Question

The square root of 1$\frac{13}{36}$ is?

Answer 1

Answer:

7/6

Step-by-step explanation:

As per the provided information in the given question, we have been asked to calculate the,

• $\sf \sqrt{1\dfrac{13}{36}}$

Basically firstly we need to convert the mixed fraction into proper fraction after that we'll solve further using the indices identities.

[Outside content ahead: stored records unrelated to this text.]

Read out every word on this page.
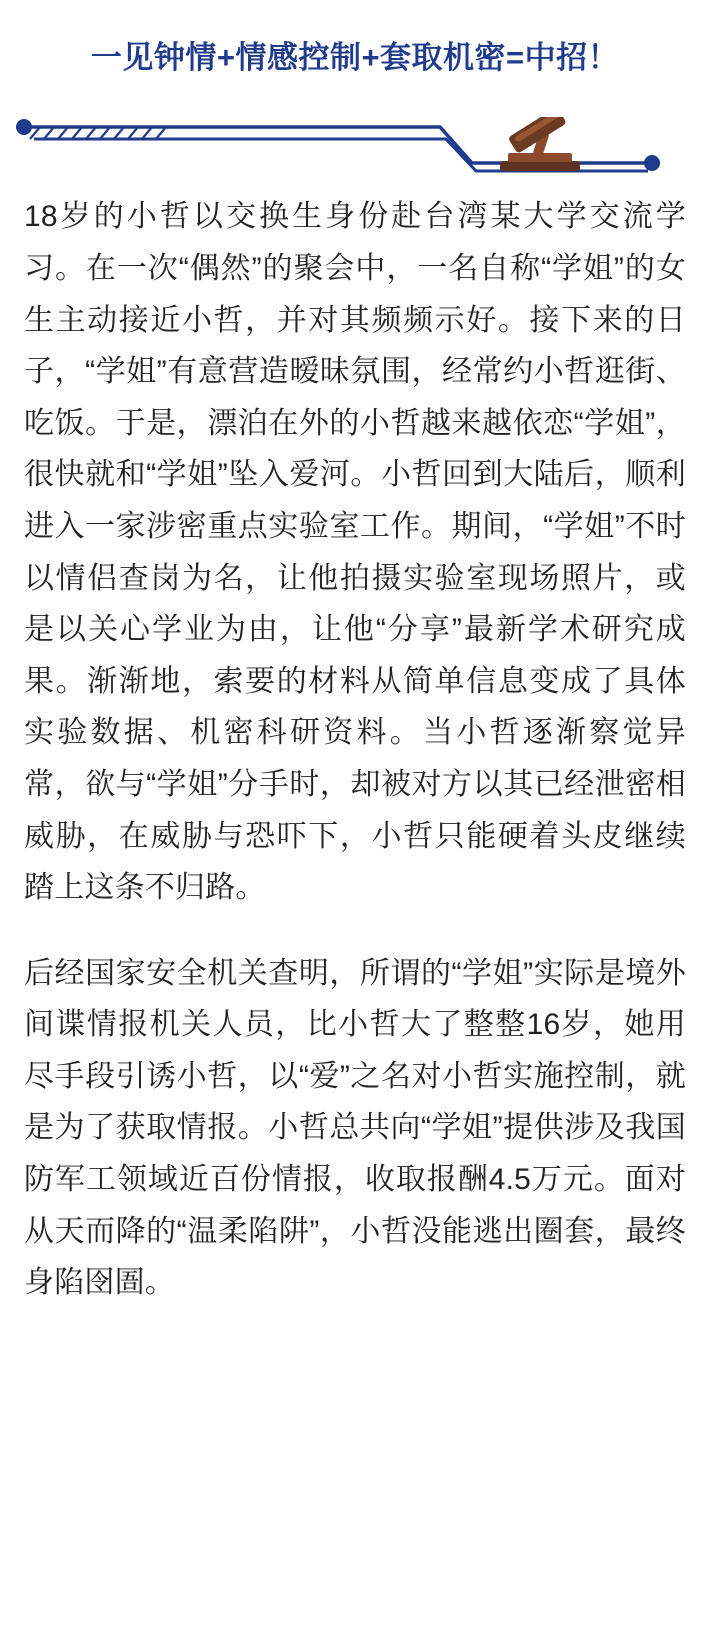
一见钟情+情感控制+套取机密=中招！

18岁的小哲以交换生身份赴台湾某大学交流学习。在一次“偶然”的聚会中，一名自称“学姐”的女生主动接近小哲，并对其频频示好。接下来的日子，“学姐”有意营造暧昧氛围，经常约小哲逛街、吃饭。于是，漂泊在外的小哲越来越依恋“学姐”，很快就和“学姐”坠入爱河。小哲回到大陆后，顺利进入一家涉密重点实验室工作。期间，“学姐”不时以情侣查岗为名，让他拍摄实验室现场照片，或是以关心学业为由，让他“分享”最新学术研究成果。渐渐地，索要的材料从简单信息变成了具体实验数据、机密科研资料。当小哲逐渐察觉异常，欲与“学姐”分手时，却被对方以其已经泄密相威胁，在威胁与恐吓下，小哲只能硬着头皮继续踏上这条不归路。

后经国家安全机关查明，所谓的“学姐”实际是境外间谍情报机关人员，比小哲大了整整16岁，她用尽手段引诱小哲，以“爱”之名对小哲实施控制，就是为了获取情报。小哲总共向“学姐”提供涉及我国防军工领域近百份情报，收取报酬4.5万元。面对从天而降的“温柔陷阱”，小哲没能逃出圈套，最终身陷囹圄。
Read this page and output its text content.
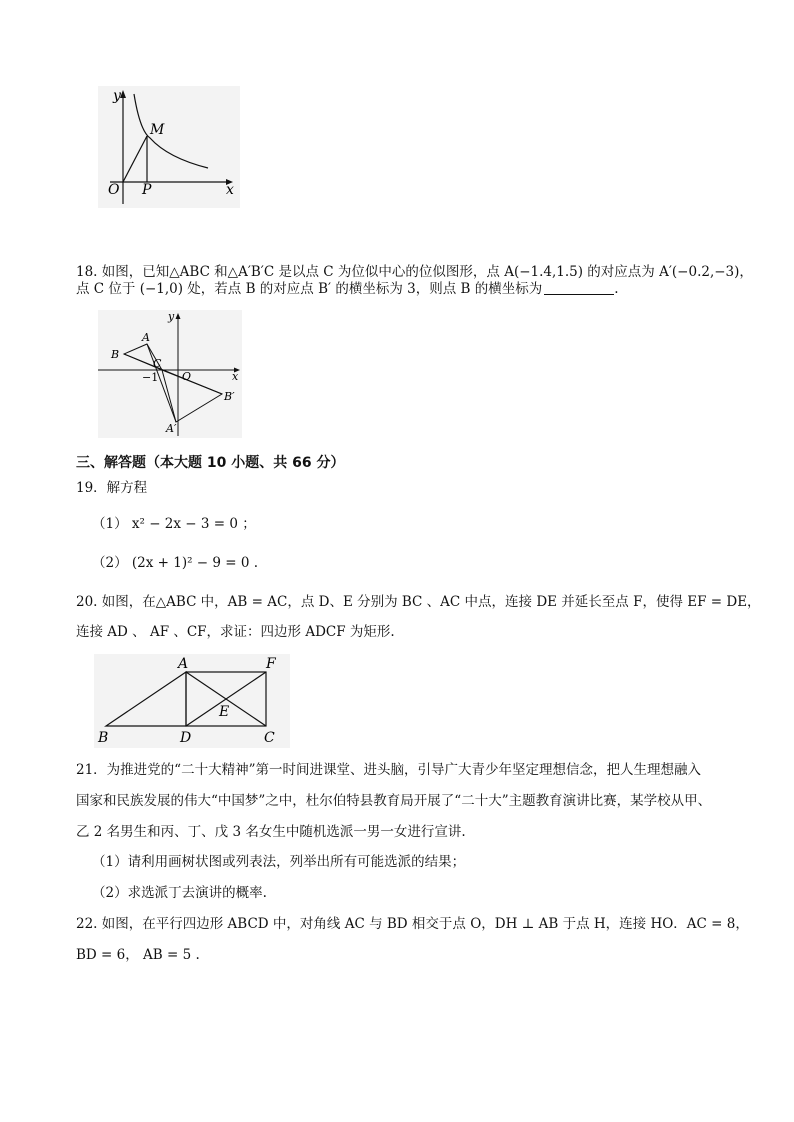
y
x
O P
M
18. 如图，已知△ABC 和△A′B′C 是以点 C 为位似中心的位似图形，点 A(−1.4,1.5) 的对应点为 A′(−0.2,−3)，
点 C 位于 (−1,0) 处，若点 B 的对应点 B′ 的横坐标为 3，则点 B 的横坐标为	.
y
x
A
B
C
O
−1
A′
B′
三、解答题（本大题 10 小题、共 66 分）
19．解方程
（1） x² − 2x − 3 = 0 ；
（2） (2x + 1)² − 9 = 0 .
20. 如图，在△ABC 中，AB = AC，点 D、E 分别为 BC 、AC 中点，连接 DE 并延长至点 F，使得 EF = DE，
连接 AD 、 AF 、CF，求证：四边形 ADCF 为矩形.
A	F
E
B	D	C
21．为推进党的“二十大精神”第一时间进课堂、进头脑，引导广大青少年坚定理想信念，把人生理想融入
国家和民族发展的伟大“中国梦”之中，杜尔伯特县教育局开展了“二十大”主题教育演讲比赛，某学校从甲、
乙 2 名男生和丙、丁、戊 3 名女生中随机选派一男一女进行宣讲.
（1）请利用画树状图或列表法，列举出所有可能选派的结果；
（2）求选派丁去演讲的概率.
22. 如图，在平行四边形 ABCD 中，对角线 AC 与 BD 相交于点 O，DH ⊥ AB 于点 H，连接 HO．AC = 8，
BD = 6， AB = 5 .
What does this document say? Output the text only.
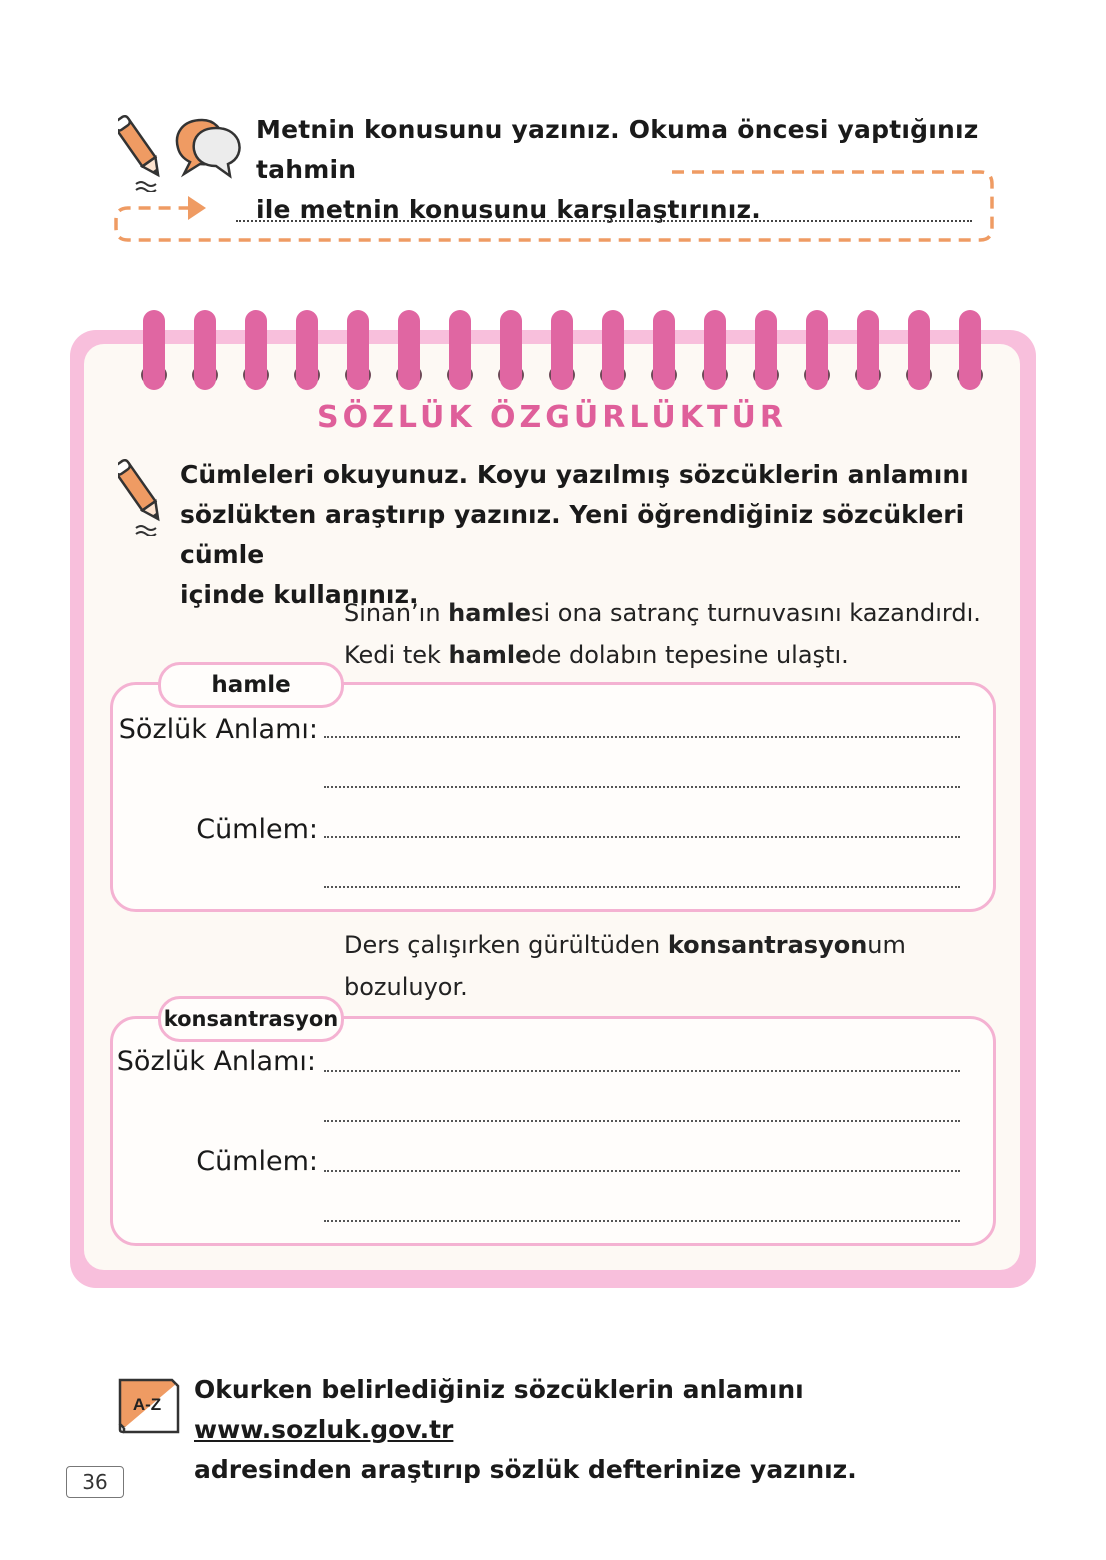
Metnin konusunu yazınız. Okuma öncesi yaptığınız tahmin
ile metnin konusunu karşılaştırınız.
SÖZLÜK ÖZGÜRLÜKTÜR
Cümleleri okuyunuz. Koyu yazılmış sözcüklerin anlamını
sözlükten araştırıp yazınız. Yeni öğrendiğiniz sözcükleri cümle
içinde kullanınız.
Sinan’ın hamlesi ona satranç turnuvasını kazandırdı.
Kedi tek hamlede dolabın tepesine ulaştı.
hamle
Sözlük Anlamı:
Cümlem:
Ders çalışırken gürültüden konsantrasyonum bozuluyor.
konsantrasyon
Sözlük Anlamı:
Cümlem:
A-Z
Okurken belirlediğiniz sözcüklerin anlamını www.sozluk.gov.tr
adresinden araştırıp sözlük defterinize yazınız.
36
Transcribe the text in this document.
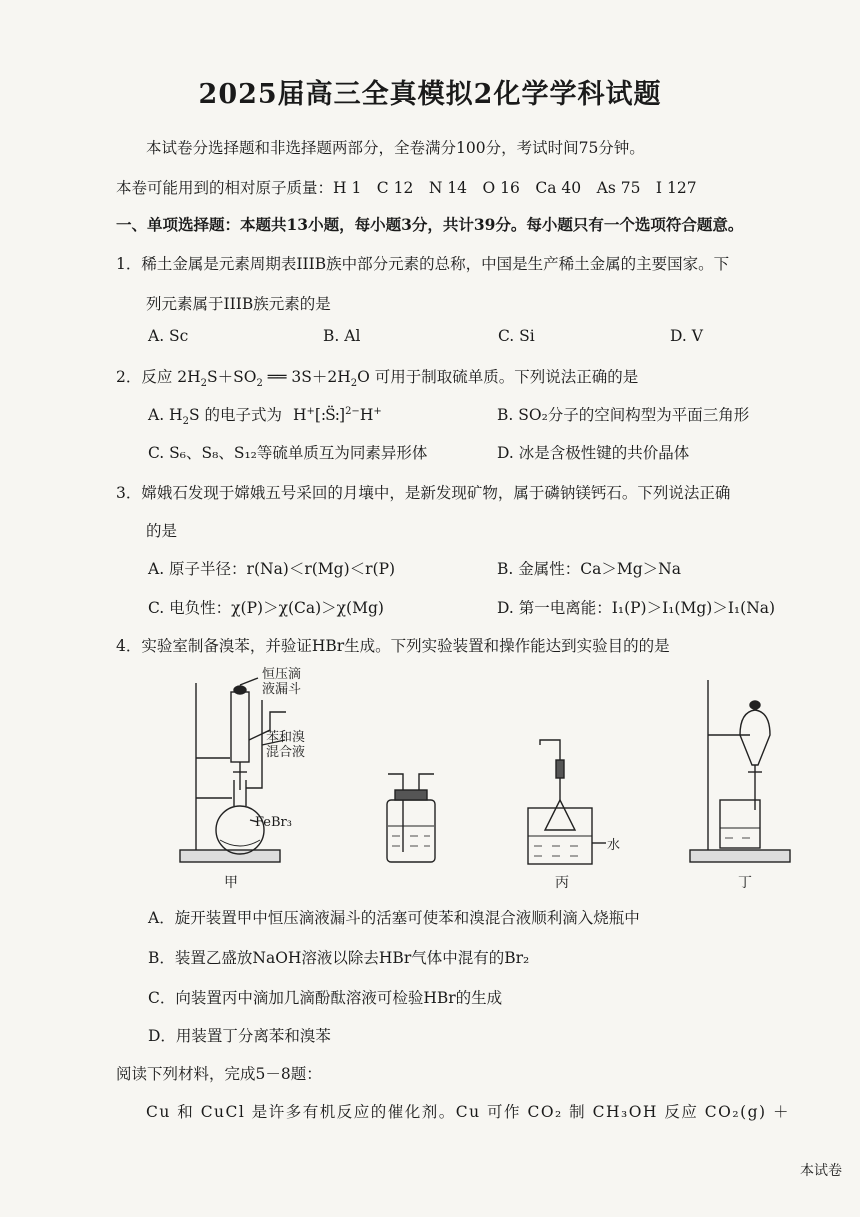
2025届高三全真模拟2化学学科试题
本试卷分选择题和非选择题两部分，全卷满分100分，考试时间75分钟。
本卷可能用到的相对原子质量：H 1　C 12　N 14　O 16　Ca 40　As 75　I 127
一、单项选择题：本题共13小题，每小题3分，共计39分。每小题只有一个选项符合题意。
1．稀土金属是元素周期表IIIB族中部分元素的总称，中国是生产稀土金属的主要国家。下
列元素属于IIIB族元素的是
A. Sc	B. Al	C. Si	D. V
2．反应 $2H_2S+SO_2$ ══ $3S+2H_2O$ 可用于制取硫单质。下列说法正确的是
A. $H_2S$ 的电子式为 H+[:S̈:]$^{2-}$H+	B. SO₂分子的空间构型为平面三角形
C. S₆、S₈、S₁₂等硫单质互为同素异形体	D. 冰是含极性键的共价晶体
3．嫦娥石发现于嫦娥五号采回的月壤中，是新发现矿物，属于磷钠镁钙石。下列说法正确
的是
A. 原子半径：r(Na)＜r(Mg)＜r(P)	B. 金属性：Ca＞Mg＞Na
C. 电负性：χ(P)＞χ(Ca)＞χ(Mg)	D. 第一电离能：I₁(P)＞I₁(Mg)＞I₁(Na)
4．实验室制备溴苯，并验证HBr生成。下列实验装置和操作能达到实验目的的是
恒压滴
液漏斗
苯和溴
混合液
FeBr₃
甲
水
丙	丁
A．旋开装置甲中恒压滴液漏斗的活塞可使苯和溴混合液顺利滴入烧瓶中
B．装置乙盛放NaOH溶液以除去HBr气体中混有的Br₂
C．向装置丙中滴加几滴酚酞溶液可检验HBr的生成
D．用装置丁分离苯和溴苯
阅读下列材料，完成5－8题：
Cu 和 CuCl 是许多有机反应的催化剂。Cu 可作 CO₂ 制 CH₃OH 反应 CO₂(g) ＋
本试卷
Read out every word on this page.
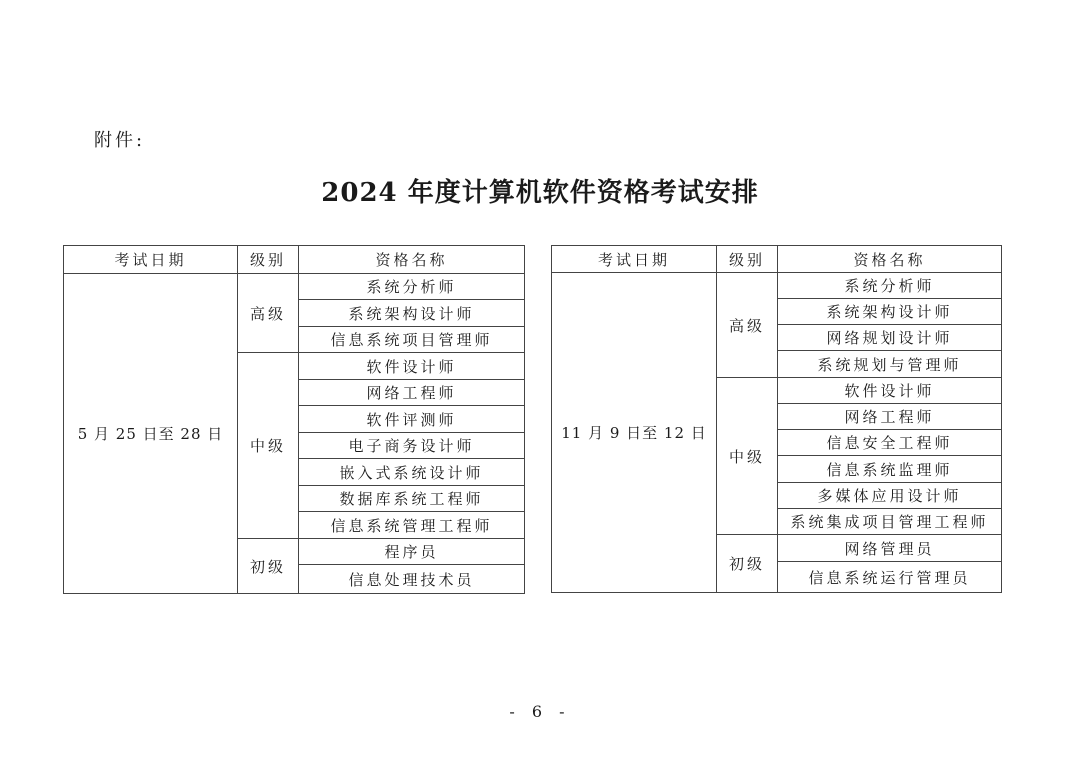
附件:
2024 年度计算机软件资格考试安排
考试日期	级别	资格名称
5 月 25 日至 28 日	高级	系统分析师
		系统架构设计师
		信息系统项目管理师
	中级	软件设计师
		网络工程师
		软件评测师
		电子商务设计师
		嵌入式系统设计师
		数据库系统工程师
		信息系统管理工程师
	初级	程序员
		信息处理技术员
考试日期	级别	资格名称
11 月 9 日至 12 日	高级	系统分析师
		系统架构设计师
		网络规划设计师
		系统规划与管理师
	中级	软件设计师
		网络工程师
		信息安全工程师
		信息系统监理师
		多媒体应用设计师
		系统集成项目管理工程师
	初级	网络管理员
		信息系统运行管理员
- 6 -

Indices identities to remember while solving this type of questions :

$\small \boxed{ \begin{array}{cc} { \sf{ \star \: \: {( \sqrt{a} )}^{2} = a } } \\ \\ \star \: \: \sf \sqrt{a} \sqrt{b} = \sqrt{ab} \\ \\ \star \: \: \sf \dfrac{ \sqrt{a} }{ \sqrt{b} } = \sqrt{ \dfrac{a}{b} } \\ \\ \star \: \: \sf( \sqrt{a} + \sqrt{b} )( \sqrt{a} - \sqrt{b} ) = a - b \\ \\ \star \: \: \sf( \sqrt{a} \pm \sqrt{b} ) {}^{2} = {a}^{2} \pm2 \sqrt{ab} + b \\ \\ \star \: \: \sf{ (a + \sqrt{b})(a - \sqrt{b} ) = {a}^{2} - b } \end{array}}$

Coming back to the question again. Converting mixed fraction to proper fraction.

$\longrightarrow \sf{\quad {\sqrt{\dfrac{(36 \times 1 + 13)}{36}} }}$

Using the BODMAS rule, simplify further.

$\longrightarrow \sf{\quad {\sqrt{\dfrac{(36 + 13)}{36}} }}$

Performing the addition in the numerator of the fraction under square root.

$\longrightarrow \sf{\quad {\sqrt{\dfrac{49}{36}} }}$

Now, as it is known to us that √(a/b) is √a/√b. So,

$\longrightarrow \sf{\quad {\dfrac{\sqrt{49}}{\sqrt{36}} }}$

• Square root of 49 is 7.
• Square root of 36 is 6.

$\longrightarrow \quad \underline{\boxed{ \dfrac{\pmb{\frak{7}} }{\pmb{\frak{6}}} }}$

Therefore, the required answer is 7/6.